Erstellt am 12.11.21. Kategorie: Buchrezensionen
„Der Geschmack des Lebens“
von Claudia Praxmayer
Bewertung
★★★★★
Verlag cbj
Buchform gebunden, eBook
Erschienen Oktober 2021
Seiten 411
Erhältlich beiAP Buch Baldham, Buchladen Vaterstetten

Dieser Roman spielt zunächst in London, irgendwann in der nicht genau bezifferten, aber vermutlich nicht mehr allzu fernen Zukunft. Hier lebt die 18-jährige Nini mit ihren Eltern. London platzt aus allen Nähten, die Bevölkerung wächst und wächst und das hat immense Folgen: Die berühmten Londoner Parks gibt es nicht mehr, sie mussten dringend benötigtem Wohnraum weichen. Die Quadratmeter, die jedem Einwohner als Wohnraum zustehen, sind limitiert, in zu große Wohnungen werden Co-Wohner einquartiert. Vor den U-Bahnstationen gibt es Blockabfertigung, in der Innenstadt dürfen nur noch SD-Cars, also selbstfahrende Autos, fahren, Präsenzunterricht an den Schulen gibt es nur selten, die Schulen haben gar nicht genug Platz für alle Schüler.

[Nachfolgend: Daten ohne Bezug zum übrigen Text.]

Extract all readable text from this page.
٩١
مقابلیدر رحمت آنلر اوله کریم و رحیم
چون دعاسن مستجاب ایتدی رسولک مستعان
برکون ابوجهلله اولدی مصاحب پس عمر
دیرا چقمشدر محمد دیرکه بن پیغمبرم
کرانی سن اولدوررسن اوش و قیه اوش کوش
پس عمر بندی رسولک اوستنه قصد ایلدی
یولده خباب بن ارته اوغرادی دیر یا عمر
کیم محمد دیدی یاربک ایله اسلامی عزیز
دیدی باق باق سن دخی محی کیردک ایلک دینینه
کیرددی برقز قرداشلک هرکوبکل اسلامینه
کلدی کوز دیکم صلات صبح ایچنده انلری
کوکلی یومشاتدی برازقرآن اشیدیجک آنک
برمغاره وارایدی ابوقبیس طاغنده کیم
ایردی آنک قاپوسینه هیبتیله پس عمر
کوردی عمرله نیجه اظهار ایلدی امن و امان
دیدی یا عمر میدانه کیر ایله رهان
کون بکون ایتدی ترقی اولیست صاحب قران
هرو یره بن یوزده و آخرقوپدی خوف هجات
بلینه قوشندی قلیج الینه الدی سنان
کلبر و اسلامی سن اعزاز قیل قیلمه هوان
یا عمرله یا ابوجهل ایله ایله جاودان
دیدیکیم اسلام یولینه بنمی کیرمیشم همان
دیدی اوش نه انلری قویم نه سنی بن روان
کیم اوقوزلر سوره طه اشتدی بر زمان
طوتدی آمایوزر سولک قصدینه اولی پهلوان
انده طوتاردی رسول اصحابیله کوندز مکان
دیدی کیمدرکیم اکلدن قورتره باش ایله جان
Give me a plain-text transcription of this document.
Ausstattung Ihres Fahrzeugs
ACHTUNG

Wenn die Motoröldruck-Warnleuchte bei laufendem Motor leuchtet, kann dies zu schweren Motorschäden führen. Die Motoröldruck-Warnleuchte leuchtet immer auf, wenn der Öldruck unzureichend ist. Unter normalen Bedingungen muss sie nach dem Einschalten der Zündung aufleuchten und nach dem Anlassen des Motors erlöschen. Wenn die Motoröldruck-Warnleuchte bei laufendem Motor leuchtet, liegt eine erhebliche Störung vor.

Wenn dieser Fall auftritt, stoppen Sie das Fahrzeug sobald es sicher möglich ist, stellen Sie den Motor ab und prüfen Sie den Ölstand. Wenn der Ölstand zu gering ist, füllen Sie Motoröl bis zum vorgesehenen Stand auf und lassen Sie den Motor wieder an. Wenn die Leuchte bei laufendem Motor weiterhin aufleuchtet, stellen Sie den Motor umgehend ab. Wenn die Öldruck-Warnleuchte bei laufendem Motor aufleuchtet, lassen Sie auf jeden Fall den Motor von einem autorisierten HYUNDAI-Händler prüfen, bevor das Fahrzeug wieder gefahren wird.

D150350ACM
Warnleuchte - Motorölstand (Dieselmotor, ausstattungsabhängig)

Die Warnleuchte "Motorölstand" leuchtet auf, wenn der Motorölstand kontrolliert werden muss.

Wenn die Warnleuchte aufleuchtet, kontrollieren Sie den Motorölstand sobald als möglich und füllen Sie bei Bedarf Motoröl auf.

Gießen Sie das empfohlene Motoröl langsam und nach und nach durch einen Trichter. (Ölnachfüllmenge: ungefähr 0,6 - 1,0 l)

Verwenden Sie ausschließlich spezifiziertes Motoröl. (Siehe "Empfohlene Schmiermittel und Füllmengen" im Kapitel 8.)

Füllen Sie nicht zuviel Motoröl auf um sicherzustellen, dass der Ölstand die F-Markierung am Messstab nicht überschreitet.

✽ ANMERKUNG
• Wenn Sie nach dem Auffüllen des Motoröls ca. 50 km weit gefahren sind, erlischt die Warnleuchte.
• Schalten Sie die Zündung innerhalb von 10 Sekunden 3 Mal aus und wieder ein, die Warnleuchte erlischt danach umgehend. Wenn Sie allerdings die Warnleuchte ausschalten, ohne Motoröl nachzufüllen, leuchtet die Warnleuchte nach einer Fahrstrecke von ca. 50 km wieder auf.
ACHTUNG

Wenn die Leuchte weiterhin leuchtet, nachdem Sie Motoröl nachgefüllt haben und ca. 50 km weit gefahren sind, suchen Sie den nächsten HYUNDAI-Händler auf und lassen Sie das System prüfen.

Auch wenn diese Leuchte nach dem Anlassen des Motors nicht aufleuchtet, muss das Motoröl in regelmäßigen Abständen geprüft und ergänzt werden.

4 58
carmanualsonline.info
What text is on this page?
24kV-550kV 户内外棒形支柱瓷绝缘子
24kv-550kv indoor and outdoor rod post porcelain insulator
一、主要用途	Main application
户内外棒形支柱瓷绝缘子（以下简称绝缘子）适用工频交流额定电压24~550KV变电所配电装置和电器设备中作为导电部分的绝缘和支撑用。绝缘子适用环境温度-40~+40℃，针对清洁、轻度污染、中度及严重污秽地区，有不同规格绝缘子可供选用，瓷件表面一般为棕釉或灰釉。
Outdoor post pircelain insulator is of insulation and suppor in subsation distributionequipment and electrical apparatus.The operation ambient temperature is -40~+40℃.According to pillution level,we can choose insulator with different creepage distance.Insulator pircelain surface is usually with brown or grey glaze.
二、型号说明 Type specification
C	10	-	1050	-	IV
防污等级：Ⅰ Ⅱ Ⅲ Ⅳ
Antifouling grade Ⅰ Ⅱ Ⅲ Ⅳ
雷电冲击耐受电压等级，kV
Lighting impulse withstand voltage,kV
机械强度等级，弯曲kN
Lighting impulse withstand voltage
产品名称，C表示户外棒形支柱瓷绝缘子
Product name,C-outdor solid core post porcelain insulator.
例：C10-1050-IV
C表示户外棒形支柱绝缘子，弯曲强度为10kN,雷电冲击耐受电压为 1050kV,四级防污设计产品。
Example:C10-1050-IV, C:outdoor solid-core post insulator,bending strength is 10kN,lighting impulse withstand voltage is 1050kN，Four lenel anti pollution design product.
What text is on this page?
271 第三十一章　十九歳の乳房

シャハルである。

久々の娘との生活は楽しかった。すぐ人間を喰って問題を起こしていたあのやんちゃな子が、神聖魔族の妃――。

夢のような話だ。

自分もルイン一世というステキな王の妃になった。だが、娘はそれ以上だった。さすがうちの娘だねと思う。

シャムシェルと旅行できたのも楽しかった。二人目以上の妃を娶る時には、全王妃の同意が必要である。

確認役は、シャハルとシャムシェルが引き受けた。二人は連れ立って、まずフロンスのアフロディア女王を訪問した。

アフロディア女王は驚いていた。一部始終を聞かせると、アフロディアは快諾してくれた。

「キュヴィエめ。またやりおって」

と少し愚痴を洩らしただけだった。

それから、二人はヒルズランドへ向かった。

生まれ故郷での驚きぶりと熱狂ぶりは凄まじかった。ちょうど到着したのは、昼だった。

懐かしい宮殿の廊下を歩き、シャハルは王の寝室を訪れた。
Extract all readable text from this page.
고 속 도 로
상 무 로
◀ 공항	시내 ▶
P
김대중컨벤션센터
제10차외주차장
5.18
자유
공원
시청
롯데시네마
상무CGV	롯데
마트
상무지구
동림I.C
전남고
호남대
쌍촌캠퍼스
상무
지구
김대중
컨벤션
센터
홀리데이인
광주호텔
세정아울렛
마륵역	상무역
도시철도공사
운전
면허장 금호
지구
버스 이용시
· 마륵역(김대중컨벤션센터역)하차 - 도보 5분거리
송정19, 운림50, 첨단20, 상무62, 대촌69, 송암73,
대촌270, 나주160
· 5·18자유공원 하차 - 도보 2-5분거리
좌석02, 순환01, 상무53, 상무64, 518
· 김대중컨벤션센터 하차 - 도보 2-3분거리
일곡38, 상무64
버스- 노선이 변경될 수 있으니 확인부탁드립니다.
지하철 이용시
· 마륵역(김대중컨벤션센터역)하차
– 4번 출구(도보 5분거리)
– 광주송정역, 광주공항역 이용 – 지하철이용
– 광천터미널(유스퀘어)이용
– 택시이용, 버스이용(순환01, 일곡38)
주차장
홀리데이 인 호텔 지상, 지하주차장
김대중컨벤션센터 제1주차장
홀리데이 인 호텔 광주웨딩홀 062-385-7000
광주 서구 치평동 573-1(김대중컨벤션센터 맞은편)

Das Land wird von einer Regierung beherrscht, die einen Überwachungsstaat geschaffen hat: Am Handgelenk tragen die Menschen einen Biosensor, der ihre Nährstoffwerte ans Bürgerregister meldet. Bei guten Werten gibt es Bonuspunkte, die man braucht, wenn man es zu etwas bringen will – in Ninis Fall zu einem guten Studienplatz, denn sie hat gerade ihren Schulabschluss gemacht. Die Regierung kontrolliert auch die Lebensmittel, die genormt sind, so ist beispielsweise eine Zucchini immer 14 Zentimeter lang und 200 Gramm schwer. Das Gesundheitsministerium entscheidet, welche Lebensmittel „sicher“ sind und welche potentiell gefährlich für die Bevölkerung. So mussten die Bauern ihre Saatgutbestände bei den Behörden abgeben und werden seitdem genötigt, nur noch „sicheres“ Saatgut anzubauen.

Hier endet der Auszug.